The UK Ministry of Defence (MOD) has admitted losing 280 computers in the last 18 months but claimed that in almost all cases encryption would have been in place to ensure data security.
In a blog post, the Ministry reacted to defence secretary Andrew Robathan’s revelation in a parliamentary written answer announcing some alarming recent losses, including that of 188 laptops, 99 desktop PCs, 72 hard disk drives and 73 USB sticks.
“The size and complexity of the MOD, more than 250,000 individuals operating all round the world from permanent bases and in theatre, and frequent movement of kit between locations in support of operations mean it is almost inevitable that equipment will go missing,” an MOD statement read.
The Ministry said that although 20 laptops had been lost in a single incident, all had subsequently been recovered.
“Our challenge remains to reduce the number of such incidents and we work hard to minimise the impact of the loss of information by ensuring that devices are encrypted.”
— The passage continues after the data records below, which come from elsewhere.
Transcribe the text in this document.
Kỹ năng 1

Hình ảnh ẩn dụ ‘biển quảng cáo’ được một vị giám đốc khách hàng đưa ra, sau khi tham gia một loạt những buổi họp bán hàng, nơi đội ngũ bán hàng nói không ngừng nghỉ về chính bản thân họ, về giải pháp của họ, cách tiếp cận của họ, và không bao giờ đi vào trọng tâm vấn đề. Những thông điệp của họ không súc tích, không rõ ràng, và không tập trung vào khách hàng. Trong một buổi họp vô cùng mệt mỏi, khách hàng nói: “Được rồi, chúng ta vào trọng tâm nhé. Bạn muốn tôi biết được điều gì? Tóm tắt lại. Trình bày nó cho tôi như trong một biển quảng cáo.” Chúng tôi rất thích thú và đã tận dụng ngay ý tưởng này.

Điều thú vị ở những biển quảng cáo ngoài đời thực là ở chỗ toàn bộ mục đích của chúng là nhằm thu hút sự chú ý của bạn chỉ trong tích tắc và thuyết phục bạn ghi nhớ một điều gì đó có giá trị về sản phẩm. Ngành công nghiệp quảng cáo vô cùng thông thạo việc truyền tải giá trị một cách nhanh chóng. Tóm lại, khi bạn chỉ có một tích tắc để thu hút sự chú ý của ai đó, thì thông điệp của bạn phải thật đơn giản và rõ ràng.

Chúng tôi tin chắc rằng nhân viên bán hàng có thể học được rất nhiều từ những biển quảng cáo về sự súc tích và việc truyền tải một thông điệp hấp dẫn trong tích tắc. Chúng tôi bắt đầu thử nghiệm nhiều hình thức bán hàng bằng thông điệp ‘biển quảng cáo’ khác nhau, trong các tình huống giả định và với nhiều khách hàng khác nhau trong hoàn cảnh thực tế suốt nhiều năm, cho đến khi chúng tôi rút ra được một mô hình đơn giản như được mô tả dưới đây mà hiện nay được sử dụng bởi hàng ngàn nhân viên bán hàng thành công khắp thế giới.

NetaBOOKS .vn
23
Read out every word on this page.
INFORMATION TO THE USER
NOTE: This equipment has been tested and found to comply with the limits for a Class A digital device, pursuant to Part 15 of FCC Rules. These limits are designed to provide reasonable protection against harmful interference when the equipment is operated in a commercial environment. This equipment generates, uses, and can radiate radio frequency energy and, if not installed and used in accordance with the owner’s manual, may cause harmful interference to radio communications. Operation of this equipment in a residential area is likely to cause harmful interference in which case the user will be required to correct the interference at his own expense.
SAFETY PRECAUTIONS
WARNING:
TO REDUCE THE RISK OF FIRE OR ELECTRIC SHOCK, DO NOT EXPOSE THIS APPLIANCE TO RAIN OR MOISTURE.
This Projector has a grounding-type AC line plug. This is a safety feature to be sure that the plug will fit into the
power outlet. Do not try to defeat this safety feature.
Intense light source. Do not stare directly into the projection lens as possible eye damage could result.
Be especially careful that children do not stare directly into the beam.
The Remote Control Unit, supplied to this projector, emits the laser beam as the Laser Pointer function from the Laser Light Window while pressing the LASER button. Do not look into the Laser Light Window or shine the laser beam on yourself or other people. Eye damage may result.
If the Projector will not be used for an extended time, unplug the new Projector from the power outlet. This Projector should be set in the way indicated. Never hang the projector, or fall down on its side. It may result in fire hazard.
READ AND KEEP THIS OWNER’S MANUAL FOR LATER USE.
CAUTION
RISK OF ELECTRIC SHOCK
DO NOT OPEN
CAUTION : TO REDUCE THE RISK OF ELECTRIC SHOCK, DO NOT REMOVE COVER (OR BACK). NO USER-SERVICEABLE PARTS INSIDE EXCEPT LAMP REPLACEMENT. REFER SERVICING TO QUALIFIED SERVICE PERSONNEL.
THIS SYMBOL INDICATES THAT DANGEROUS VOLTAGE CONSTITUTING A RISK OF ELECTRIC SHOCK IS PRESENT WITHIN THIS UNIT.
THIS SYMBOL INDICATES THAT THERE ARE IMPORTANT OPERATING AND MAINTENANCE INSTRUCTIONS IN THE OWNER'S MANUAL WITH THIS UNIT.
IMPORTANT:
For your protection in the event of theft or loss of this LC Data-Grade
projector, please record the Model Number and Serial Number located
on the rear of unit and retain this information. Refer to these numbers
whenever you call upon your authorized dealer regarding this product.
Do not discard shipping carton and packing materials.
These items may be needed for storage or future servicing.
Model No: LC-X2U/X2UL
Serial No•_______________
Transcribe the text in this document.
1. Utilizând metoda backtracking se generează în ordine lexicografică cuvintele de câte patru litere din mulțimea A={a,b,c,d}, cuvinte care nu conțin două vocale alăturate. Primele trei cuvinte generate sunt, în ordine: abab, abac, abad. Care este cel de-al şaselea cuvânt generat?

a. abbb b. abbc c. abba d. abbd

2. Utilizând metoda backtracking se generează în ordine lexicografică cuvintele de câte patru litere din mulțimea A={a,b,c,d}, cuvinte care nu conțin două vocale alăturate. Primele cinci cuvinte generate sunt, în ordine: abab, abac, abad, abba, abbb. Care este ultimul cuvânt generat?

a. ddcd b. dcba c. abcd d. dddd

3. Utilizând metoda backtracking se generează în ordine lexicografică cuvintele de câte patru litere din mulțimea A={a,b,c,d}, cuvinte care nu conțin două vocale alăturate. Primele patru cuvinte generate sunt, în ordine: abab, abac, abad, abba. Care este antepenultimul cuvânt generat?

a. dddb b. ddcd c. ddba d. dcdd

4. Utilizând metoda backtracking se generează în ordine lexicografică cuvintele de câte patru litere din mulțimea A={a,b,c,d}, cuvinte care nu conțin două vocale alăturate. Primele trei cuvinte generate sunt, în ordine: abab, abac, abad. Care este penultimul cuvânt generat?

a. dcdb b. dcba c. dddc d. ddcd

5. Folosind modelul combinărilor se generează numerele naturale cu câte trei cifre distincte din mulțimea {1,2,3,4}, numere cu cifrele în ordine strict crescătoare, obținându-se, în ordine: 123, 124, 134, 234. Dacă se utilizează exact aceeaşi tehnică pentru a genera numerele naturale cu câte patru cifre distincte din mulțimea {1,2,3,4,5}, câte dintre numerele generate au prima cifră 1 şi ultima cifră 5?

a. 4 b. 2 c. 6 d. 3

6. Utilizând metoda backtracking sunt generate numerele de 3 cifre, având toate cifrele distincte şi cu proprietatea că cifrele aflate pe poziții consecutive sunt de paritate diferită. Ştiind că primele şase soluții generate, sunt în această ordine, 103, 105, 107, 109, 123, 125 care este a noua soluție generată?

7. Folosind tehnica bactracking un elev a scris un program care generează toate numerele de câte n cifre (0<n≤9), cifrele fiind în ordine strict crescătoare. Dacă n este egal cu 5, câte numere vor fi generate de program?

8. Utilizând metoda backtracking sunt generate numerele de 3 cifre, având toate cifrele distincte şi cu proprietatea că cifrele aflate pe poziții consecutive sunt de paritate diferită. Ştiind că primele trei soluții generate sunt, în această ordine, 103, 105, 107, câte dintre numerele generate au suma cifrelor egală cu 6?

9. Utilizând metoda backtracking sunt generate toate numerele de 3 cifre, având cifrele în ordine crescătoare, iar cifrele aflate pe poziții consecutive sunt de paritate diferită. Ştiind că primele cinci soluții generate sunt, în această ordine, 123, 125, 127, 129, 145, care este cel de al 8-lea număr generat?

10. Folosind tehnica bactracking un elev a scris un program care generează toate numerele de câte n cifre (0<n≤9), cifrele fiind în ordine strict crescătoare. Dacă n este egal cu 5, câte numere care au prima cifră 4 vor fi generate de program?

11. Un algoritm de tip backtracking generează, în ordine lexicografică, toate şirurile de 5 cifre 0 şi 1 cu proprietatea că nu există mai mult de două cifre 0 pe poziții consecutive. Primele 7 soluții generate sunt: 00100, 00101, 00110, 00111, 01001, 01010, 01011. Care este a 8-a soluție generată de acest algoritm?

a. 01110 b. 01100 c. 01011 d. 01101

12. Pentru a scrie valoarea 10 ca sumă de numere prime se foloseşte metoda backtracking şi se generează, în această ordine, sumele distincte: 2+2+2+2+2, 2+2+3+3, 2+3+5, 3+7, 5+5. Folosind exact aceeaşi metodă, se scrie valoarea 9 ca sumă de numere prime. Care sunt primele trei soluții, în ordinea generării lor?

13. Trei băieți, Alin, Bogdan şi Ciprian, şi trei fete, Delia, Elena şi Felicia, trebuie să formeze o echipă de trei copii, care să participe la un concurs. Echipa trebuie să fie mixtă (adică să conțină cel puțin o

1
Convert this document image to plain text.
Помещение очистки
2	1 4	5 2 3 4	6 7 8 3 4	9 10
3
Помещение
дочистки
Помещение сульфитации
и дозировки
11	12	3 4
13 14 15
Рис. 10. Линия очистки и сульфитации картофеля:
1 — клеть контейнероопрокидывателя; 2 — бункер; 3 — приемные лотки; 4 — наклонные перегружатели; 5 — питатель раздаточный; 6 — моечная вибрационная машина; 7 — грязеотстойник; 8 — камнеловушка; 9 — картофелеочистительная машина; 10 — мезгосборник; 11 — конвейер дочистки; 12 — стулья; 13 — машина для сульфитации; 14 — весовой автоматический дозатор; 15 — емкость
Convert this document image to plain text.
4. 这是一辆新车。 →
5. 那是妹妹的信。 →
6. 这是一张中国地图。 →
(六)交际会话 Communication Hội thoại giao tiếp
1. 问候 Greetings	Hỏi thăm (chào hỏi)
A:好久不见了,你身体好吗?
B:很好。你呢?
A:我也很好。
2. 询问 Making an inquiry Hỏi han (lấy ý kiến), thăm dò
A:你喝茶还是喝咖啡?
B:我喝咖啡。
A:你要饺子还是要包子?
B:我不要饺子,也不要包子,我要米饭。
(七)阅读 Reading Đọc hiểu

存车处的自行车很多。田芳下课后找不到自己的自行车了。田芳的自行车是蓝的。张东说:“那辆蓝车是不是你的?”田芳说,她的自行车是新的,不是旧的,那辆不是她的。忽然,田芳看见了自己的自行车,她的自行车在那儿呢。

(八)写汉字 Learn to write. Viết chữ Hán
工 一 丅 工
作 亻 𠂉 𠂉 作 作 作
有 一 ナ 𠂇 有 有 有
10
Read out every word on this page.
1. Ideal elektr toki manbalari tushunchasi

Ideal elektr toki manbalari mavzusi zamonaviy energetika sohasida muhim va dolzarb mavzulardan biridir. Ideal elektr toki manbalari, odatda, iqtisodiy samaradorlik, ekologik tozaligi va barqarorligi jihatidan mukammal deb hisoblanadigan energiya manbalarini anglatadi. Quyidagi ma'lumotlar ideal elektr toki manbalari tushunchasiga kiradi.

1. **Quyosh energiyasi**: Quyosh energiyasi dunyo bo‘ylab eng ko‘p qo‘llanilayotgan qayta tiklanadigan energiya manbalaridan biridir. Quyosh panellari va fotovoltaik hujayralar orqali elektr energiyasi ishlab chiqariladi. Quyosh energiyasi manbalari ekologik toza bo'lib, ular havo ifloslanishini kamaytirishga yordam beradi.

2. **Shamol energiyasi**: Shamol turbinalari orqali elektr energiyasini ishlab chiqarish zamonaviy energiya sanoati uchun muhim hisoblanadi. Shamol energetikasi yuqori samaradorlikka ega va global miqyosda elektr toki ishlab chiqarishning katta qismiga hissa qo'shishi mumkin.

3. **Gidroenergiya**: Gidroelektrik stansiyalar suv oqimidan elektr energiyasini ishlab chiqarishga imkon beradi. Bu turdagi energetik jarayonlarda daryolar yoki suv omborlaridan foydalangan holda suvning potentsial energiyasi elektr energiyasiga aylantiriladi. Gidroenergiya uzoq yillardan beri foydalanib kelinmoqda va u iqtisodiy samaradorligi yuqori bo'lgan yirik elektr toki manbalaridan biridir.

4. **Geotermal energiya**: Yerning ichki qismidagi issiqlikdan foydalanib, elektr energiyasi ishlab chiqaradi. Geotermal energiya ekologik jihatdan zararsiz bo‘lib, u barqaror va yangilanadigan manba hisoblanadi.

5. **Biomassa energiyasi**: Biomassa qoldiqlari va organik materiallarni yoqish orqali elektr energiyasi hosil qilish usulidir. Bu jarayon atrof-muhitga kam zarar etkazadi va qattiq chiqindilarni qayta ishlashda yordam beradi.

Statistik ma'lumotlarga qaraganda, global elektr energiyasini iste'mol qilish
The use of encryption by default is just as well given the scale of data going missing on other devices. The MOD repotedly also lost 150 back-up tapes, 18 mobile phones, 10 BlackBerry smartphones, and 135 other items such as USB tokens, 3G data cards, radios, and digital cameras.
The number can be counted as a modest improvement on the rate of device loss in previous years. In 2010, the MOD admitted it had lost 340 laptops in the previous two years in response to a freedom of information request by a PR agency acting on behalf of a security client.
This wouldn’t have included the laptop belonging to shadow defence secretary (later defence secretary), Liam Fox, stolen from his house in a burglary in April 2010.
The rate of loss admitted by the MOD also compares well to smaller public sector organisations such as the BBC, which in 2010 said it had lost 146 machines in only two years.